Hier is ook een conservatieve behandeling op zijn plaats, maar met deze wetenschap heeft naar het oordeel van de commissie het ziekenhuis onvoldoende proactief gehandeld met betrekking tot het controleren van mogelijke beschadigingen van pees-, kapsel en zenuwstelsel, zeker gezien de tuberculum majus fractuur, de moeizame repositie van de schouder en de aanhoudende pijnklachten van cliënte. De commissie acht de klacht van cliënte op dit punt gegrond.

Voor aanspraak op een schadevergoeding is ten minste vereist dat het ziekenhuis in enig opzicht toerekenbaar is tekortgeschoten in de nakoming van de behandelingsovereenkomst. De commissie heeft vastgesteld dat met betrekking tot de nazorg het ziekenhuis toerekenbaar tekort is geschoten.

De commissie acht voldoende aannemelijk dat cliënte gedurende langere tijd heeft moeten aandringen op een vervolgbehandeling in verband met ernstige schouderklachten. Aldus ligt een vergoeding van immateriële schade in de rede. De commissie stelt deze schade in redelijkheid en billijkheid vast op € 500,–. De commissie wijst de vordering voor materiële schade wegens onvoldoende onderbouwing af.

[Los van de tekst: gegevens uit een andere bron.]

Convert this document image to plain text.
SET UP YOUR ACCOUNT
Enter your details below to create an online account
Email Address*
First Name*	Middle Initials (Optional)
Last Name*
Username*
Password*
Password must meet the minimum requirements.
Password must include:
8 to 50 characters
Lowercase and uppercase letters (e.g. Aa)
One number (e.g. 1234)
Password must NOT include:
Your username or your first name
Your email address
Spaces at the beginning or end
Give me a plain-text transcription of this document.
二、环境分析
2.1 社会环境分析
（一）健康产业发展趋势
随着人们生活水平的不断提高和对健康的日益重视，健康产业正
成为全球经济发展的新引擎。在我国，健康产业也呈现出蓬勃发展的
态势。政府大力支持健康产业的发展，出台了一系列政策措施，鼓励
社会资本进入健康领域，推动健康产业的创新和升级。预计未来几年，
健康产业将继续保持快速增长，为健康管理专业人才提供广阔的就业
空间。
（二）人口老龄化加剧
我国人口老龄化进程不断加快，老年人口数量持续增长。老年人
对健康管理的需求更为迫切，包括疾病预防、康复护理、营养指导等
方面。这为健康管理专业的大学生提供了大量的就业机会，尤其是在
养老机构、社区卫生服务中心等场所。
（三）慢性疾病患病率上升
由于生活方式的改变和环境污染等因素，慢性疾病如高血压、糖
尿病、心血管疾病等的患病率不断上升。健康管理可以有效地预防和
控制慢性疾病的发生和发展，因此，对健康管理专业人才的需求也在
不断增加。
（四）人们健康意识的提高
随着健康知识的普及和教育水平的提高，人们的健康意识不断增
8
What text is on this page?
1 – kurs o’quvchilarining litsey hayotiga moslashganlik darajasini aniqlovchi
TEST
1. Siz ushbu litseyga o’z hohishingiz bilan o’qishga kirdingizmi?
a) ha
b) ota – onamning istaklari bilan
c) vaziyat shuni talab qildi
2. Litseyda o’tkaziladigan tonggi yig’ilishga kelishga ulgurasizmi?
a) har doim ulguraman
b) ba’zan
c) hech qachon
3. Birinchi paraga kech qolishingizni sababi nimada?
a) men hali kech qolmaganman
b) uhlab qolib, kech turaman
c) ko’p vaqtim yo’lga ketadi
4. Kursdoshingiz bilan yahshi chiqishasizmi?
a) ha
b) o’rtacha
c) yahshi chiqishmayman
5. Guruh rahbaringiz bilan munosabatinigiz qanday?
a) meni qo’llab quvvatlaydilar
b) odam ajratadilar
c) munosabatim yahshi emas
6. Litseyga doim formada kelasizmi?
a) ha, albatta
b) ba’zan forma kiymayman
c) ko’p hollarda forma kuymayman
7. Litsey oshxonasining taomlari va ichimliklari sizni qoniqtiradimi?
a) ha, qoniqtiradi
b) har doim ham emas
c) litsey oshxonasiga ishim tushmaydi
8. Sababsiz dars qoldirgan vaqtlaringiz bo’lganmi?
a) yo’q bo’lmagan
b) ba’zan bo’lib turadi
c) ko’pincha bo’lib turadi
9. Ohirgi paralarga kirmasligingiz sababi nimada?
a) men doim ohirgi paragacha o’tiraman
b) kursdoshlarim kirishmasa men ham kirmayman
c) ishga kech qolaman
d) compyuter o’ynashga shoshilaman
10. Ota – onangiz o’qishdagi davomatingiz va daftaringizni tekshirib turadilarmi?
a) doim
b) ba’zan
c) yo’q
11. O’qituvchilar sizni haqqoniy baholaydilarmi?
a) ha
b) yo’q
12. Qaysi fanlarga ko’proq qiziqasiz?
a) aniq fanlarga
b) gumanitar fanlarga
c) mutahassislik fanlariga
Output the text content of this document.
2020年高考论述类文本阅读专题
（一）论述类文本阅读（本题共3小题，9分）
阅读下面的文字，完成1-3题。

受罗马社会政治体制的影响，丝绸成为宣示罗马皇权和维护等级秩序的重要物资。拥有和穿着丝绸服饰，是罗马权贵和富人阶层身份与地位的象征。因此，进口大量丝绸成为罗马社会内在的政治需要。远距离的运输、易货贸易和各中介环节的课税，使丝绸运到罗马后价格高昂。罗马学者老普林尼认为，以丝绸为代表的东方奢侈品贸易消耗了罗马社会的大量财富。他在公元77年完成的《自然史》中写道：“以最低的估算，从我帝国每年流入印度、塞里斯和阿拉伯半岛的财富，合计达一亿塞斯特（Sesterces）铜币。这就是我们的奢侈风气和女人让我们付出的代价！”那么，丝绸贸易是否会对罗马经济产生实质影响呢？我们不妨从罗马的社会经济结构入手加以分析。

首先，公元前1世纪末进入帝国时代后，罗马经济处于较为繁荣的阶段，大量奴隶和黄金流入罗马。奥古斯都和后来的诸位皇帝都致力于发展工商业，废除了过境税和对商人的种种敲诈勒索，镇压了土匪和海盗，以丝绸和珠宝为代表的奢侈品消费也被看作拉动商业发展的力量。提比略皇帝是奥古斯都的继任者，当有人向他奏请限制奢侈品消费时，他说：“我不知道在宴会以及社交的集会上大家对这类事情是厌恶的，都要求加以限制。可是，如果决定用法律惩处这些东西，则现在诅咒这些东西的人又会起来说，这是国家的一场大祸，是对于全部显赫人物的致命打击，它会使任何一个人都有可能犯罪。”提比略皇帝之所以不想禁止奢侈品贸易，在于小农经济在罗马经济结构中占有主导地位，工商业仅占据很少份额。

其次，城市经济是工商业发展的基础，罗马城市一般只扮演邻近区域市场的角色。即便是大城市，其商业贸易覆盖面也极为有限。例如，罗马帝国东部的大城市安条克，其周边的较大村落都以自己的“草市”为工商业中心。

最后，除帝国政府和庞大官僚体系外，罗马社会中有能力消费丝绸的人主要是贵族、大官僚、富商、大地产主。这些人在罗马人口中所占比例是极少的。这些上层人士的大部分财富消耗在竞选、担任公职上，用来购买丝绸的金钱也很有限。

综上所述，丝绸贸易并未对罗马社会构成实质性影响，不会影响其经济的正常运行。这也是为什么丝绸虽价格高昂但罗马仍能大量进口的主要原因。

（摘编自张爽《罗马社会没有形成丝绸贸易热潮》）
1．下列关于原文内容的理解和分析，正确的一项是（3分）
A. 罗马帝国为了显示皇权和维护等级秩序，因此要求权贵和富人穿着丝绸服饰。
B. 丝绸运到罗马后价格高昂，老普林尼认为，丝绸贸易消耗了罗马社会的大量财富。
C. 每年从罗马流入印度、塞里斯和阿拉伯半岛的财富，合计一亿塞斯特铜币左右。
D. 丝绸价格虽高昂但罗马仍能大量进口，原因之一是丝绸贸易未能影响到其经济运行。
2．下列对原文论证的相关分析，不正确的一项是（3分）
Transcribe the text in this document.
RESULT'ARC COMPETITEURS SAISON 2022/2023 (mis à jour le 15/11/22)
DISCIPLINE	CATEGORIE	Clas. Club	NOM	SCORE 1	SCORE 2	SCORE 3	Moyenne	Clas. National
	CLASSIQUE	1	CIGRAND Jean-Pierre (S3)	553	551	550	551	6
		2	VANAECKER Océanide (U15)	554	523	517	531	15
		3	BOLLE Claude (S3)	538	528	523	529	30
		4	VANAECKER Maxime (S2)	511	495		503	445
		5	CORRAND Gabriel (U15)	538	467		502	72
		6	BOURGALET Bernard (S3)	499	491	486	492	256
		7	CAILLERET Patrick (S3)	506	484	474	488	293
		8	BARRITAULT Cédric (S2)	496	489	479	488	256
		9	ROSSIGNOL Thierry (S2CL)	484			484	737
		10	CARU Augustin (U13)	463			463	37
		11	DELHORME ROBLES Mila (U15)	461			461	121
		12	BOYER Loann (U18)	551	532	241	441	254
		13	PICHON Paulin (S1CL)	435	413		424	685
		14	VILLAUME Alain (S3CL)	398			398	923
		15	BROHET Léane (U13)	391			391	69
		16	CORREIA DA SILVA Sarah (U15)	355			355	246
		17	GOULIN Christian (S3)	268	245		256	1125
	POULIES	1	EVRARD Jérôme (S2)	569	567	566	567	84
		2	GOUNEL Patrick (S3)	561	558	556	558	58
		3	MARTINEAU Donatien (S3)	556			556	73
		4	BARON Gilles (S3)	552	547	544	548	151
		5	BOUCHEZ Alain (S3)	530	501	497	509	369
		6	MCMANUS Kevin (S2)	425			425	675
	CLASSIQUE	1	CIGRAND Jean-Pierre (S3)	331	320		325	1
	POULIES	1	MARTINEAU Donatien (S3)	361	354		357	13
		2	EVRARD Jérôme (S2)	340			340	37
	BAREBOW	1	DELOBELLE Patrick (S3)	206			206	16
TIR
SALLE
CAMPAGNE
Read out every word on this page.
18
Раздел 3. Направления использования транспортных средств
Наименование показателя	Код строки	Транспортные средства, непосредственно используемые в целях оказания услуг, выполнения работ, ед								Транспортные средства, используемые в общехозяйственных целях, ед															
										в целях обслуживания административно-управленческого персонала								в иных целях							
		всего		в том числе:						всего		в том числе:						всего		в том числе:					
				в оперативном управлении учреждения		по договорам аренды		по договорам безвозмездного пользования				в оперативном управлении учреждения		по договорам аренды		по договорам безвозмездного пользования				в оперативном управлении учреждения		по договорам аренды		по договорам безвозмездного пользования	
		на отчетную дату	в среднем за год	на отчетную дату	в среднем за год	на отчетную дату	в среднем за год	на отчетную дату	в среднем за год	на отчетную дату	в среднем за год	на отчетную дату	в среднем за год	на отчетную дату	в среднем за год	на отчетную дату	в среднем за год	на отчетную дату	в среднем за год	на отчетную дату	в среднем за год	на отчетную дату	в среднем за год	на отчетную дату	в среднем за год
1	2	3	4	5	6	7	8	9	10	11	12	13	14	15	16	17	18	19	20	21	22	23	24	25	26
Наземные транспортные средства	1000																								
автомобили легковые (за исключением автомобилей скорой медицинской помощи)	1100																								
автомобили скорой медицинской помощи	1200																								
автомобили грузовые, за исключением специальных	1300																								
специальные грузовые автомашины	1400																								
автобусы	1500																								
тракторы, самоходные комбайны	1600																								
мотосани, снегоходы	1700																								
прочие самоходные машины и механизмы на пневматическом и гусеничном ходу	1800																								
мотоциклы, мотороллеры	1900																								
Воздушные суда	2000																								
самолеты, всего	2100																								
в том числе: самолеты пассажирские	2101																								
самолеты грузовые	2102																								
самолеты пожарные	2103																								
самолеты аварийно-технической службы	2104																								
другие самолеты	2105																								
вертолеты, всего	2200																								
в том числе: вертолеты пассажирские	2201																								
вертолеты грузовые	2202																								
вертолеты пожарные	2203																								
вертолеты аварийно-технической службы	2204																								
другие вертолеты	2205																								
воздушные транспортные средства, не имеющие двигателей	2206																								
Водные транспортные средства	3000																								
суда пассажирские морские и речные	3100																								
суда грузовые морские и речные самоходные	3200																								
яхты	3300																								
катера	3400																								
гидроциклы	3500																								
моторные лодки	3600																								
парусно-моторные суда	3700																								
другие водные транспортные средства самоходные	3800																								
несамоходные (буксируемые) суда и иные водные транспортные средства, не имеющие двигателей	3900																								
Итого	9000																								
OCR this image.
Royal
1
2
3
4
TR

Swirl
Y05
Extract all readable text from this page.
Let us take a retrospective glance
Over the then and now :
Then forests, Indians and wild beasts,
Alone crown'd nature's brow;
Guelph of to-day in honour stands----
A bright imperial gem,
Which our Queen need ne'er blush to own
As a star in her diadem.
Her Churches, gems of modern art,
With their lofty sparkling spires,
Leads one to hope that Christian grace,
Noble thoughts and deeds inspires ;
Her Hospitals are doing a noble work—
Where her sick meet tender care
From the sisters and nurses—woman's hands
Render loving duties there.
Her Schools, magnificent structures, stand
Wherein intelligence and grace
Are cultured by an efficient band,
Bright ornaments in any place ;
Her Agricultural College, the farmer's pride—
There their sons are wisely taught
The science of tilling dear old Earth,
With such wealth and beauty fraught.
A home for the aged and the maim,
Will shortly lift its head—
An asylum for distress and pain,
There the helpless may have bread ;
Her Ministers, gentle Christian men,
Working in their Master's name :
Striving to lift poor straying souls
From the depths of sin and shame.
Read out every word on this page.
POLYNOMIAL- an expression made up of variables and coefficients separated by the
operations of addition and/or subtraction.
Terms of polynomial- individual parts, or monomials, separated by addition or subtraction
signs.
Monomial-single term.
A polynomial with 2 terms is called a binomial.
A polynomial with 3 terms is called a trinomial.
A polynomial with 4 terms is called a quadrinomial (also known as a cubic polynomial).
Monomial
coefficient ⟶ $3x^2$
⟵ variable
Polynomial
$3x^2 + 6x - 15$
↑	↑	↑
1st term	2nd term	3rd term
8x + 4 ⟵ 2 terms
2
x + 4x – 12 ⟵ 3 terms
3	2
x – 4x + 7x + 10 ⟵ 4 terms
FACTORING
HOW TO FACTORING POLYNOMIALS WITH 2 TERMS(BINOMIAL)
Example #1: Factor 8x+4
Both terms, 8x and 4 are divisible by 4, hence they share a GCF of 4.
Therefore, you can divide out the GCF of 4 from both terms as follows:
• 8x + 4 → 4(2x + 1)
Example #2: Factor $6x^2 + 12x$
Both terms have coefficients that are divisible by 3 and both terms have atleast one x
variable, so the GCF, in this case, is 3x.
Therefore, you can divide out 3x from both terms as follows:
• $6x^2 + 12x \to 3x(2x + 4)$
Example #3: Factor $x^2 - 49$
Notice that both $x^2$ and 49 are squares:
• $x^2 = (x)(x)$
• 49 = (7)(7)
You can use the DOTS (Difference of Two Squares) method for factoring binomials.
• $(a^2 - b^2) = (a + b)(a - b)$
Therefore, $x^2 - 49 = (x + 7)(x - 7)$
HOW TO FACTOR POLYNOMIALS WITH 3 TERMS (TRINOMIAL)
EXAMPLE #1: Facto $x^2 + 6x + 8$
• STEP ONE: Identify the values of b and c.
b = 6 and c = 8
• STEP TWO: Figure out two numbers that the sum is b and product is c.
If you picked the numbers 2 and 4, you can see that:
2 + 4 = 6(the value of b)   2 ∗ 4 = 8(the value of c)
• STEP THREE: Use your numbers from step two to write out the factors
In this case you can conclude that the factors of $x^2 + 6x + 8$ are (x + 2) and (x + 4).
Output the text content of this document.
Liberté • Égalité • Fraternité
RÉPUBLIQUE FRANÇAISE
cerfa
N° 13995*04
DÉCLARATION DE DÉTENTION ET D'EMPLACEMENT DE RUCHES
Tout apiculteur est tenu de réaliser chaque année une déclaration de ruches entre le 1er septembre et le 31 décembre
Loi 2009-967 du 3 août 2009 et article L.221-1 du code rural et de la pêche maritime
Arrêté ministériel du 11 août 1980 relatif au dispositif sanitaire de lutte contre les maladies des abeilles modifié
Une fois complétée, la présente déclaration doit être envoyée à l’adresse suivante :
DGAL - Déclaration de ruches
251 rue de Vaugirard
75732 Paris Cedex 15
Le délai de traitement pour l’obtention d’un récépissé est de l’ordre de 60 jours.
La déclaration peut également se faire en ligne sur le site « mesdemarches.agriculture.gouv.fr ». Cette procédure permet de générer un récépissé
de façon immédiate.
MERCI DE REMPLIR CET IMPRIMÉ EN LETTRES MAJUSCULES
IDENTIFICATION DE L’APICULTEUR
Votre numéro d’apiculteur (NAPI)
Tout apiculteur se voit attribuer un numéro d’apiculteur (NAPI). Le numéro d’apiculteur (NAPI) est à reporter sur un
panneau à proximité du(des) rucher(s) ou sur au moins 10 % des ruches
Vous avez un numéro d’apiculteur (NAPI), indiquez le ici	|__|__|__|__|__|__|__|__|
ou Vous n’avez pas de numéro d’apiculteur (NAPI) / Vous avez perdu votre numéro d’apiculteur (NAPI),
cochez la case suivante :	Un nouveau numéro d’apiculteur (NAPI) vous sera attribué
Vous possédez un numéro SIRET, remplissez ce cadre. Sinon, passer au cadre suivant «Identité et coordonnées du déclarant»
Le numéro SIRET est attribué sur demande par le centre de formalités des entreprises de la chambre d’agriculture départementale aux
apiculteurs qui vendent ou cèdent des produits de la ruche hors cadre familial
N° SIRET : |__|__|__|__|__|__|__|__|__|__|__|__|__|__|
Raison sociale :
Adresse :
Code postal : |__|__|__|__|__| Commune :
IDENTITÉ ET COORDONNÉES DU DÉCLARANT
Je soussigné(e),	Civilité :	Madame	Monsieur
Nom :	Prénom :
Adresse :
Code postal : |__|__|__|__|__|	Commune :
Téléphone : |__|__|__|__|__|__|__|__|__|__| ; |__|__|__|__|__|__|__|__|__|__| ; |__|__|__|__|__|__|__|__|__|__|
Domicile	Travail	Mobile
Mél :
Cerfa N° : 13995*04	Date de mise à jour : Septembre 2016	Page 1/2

Nu de klacht van cliënte gedeeltelijk gegrond wordt verklaard, zal de commissie, onder verwijzing naar artikel 21, lid 1, sub a, van het reglement, het ziekenhuis  veroordelen tot vergoeding aan  cliënte van het door haar betaalde klachtengeld, zijnde een bedrag van € 77,50.

Hetgeen partijen ieder voor zich verder nog naar voren hebben gebracht, behoeft naar het oordeel van de commissie geen verdere bespreking, nu dat niet tot een ander oordeel kan leiden.

Beslissing

De commissie

I. verklaart de klachten van cliënte gedeeltelijk gegrond;

II. bepaalt dat het ziekenhuis aan cliënte een bedrag van € 500,– aan immateriële schadevergoeding dient te betalen binnen een maand na de verzenddatum van dit bindend advies;

III. bepaalt dat het ziekenhuis overeenkomstig het reglement van de commissie aan cliënte het klachtgeld ten bedrage van € 77,50 dient te vergoeden binnen een maand na de verzenddatum van dit bindend advies;

IV. wijst het meer of anders verzochte af.

Aldus beslist op 21 maart 2019 door de Geschillencommissie Ziekenhuizen, bestaande uit

de heer mr. H.A. van Gameren, voorzitter, de heer dr. R.C. Zwart en de heer mr. P.O.H. Gevaerts, leden, waarbij mevrouw mr. W. Hartong van Ark als plaatsvervangend secretaris fungeerde.